The Latest in Obama Jobs

Hiring for sludge work. Also: Orszag, ahead of the posse.

By 6.23.10

In the Obama White House's ongoing quest to create the appearance that it is fixing the economy, the administration has asked the Departments of Homeland Security (DHS), Interior, Defense, Energy, and the Small Business Administration, to look for hiring opportunities related to the BP Gulf oil spill cleanup.

Each agency has some role in the oil spill response and cleanup process, though others, like the U.S. Coast Guard and National Oceanic and Atmospheric Administration, have not been asked to consider new permanent or temporary hiring. The Obama Administration is also said to be considering whether its volunteer programs can somehow be used to place recent college graduates in government-funded jobs in the Gulf region.

"We're not talking about taxpayer dollars creating these jobs," says a White House aide. "This is BP paying for the jobs; we're just sending them the bill.
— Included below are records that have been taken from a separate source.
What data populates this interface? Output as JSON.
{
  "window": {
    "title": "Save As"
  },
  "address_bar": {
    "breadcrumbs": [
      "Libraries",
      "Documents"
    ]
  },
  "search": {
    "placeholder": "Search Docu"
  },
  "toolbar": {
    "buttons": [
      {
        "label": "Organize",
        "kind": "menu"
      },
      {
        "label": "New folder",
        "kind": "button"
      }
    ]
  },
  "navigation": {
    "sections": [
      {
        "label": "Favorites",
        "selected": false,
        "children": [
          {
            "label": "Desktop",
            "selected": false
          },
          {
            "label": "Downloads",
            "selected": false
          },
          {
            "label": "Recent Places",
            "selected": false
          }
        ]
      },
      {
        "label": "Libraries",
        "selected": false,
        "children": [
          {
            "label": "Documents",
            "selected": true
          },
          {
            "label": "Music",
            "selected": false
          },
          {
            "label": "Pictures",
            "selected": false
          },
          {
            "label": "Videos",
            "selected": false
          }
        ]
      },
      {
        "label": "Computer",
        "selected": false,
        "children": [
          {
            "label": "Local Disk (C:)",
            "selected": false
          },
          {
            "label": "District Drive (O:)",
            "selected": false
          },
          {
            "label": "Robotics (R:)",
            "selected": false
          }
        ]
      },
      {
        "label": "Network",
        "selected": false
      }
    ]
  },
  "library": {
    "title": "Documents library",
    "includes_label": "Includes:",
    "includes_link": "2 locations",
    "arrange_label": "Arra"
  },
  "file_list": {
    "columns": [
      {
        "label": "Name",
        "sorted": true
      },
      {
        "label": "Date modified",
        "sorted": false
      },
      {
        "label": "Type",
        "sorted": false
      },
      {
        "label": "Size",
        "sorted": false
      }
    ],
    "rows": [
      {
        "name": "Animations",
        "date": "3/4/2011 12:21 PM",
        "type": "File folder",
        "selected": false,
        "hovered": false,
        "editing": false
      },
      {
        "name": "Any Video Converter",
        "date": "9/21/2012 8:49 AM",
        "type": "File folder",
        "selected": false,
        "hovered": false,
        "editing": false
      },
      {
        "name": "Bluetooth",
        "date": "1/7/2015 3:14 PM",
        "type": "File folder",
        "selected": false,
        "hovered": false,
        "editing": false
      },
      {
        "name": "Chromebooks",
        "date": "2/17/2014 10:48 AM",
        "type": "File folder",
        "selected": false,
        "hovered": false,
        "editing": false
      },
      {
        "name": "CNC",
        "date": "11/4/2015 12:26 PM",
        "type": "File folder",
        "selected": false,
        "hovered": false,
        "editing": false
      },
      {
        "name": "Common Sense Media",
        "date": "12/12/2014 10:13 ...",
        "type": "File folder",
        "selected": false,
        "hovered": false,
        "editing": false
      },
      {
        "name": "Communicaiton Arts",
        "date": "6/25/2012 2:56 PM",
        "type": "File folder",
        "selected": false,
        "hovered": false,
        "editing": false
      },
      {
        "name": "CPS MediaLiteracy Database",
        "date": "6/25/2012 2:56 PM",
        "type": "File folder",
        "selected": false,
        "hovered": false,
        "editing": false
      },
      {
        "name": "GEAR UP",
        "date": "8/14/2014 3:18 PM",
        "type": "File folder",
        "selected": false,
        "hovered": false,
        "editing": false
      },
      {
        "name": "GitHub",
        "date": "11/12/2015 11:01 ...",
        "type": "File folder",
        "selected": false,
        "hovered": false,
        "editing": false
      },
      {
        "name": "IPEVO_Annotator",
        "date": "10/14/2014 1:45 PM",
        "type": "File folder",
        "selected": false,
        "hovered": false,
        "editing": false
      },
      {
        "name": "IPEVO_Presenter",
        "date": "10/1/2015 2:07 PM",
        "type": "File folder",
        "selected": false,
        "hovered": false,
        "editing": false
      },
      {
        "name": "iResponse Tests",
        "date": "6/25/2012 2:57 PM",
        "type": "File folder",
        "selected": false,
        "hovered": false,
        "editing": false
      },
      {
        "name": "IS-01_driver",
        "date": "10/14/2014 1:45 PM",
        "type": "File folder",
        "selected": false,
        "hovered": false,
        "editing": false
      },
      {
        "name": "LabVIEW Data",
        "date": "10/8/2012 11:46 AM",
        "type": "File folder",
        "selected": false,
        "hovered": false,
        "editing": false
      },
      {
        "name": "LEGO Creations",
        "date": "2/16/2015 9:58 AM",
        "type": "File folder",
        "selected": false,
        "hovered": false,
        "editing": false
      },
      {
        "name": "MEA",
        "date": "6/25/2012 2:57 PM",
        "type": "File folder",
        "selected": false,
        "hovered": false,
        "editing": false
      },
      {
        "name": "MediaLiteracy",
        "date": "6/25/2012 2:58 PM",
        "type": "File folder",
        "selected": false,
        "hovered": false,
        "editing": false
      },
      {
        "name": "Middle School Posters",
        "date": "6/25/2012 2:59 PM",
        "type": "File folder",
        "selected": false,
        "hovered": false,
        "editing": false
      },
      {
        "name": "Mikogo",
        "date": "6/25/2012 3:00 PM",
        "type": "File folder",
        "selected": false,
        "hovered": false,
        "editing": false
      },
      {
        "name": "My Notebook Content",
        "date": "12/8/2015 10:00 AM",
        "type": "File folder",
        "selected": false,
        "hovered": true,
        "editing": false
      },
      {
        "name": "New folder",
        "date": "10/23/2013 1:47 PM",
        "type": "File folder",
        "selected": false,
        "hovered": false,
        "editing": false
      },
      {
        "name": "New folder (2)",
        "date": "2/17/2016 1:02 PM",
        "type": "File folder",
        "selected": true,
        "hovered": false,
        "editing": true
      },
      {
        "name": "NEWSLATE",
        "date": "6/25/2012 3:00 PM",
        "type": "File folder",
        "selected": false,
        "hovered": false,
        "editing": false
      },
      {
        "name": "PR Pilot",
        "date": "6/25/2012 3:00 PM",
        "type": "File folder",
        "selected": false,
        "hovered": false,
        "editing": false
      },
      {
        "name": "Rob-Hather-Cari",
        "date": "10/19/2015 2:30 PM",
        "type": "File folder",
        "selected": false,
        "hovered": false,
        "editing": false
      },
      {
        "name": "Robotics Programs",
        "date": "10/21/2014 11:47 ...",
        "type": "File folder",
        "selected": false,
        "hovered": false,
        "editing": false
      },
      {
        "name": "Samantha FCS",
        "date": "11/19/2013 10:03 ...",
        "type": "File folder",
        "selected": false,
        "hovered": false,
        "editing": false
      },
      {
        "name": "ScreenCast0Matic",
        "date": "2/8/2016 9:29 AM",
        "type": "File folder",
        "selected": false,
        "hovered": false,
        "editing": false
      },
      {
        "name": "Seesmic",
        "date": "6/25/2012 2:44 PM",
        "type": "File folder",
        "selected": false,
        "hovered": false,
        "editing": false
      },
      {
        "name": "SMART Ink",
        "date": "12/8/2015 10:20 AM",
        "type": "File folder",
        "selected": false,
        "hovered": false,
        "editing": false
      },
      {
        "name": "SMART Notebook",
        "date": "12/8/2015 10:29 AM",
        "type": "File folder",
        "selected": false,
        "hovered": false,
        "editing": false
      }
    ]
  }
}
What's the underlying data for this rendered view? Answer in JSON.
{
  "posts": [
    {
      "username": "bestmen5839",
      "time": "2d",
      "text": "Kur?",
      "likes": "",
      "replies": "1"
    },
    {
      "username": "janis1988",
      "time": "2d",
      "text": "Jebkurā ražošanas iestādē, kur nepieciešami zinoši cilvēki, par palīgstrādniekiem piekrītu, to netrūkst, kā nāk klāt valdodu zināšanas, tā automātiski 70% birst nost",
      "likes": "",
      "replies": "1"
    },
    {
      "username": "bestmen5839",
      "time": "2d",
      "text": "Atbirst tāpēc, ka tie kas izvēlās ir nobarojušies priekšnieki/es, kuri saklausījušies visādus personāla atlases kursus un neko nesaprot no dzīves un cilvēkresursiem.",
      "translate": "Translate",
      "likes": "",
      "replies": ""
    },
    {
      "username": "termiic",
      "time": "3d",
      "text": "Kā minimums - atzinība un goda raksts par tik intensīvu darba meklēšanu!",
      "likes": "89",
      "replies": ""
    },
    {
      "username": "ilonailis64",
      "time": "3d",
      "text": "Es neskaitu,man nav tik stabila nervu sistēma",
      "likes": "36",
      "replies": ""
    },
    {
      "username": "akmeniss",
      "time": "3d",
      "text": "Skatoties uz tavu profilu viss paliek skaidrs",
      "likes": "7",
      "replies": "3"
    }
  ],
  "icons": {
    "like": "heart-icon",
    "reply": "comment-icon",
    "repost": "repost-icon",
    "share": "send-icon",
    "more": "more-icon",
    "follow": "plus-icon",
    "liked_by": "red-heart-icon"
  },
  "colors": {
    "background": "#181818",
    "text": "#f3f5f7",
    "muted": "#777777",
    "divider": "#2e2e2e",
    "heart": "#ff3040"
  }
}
If DHS or Interior has to hire someone down there, it's BP that is going to pay. What happens down the road after the cleanup is complete is anyone's guess."

Homeland Security and Interior have identified potential work opportunities in Florida, Louisiana, Mississippi, Alabama and Texas, as well as work in Washington, D.C. and several other regional offices, where claims review and other management duties might be filled. Already, both agencies have been given lists of current U.S. Census temporary workers in those states, who will be given first crack at any cleanup jobs that become available. 

White House budget director Peter Orszag isn't citing the need to "spend more time with his family" (it would be a bit crass given that he dumped his pregnant girlfriend to take up with a TV news reader whom he is now marrying). But White House insiders say another possible reason for his exit, which he more than likely will also not want to discuss, is the looming bill coming due for the Obama administration's health care reform initiative and a budget process that may be even uglier and more difficult than last year's, which put a freeze on non-security, discretionary spending.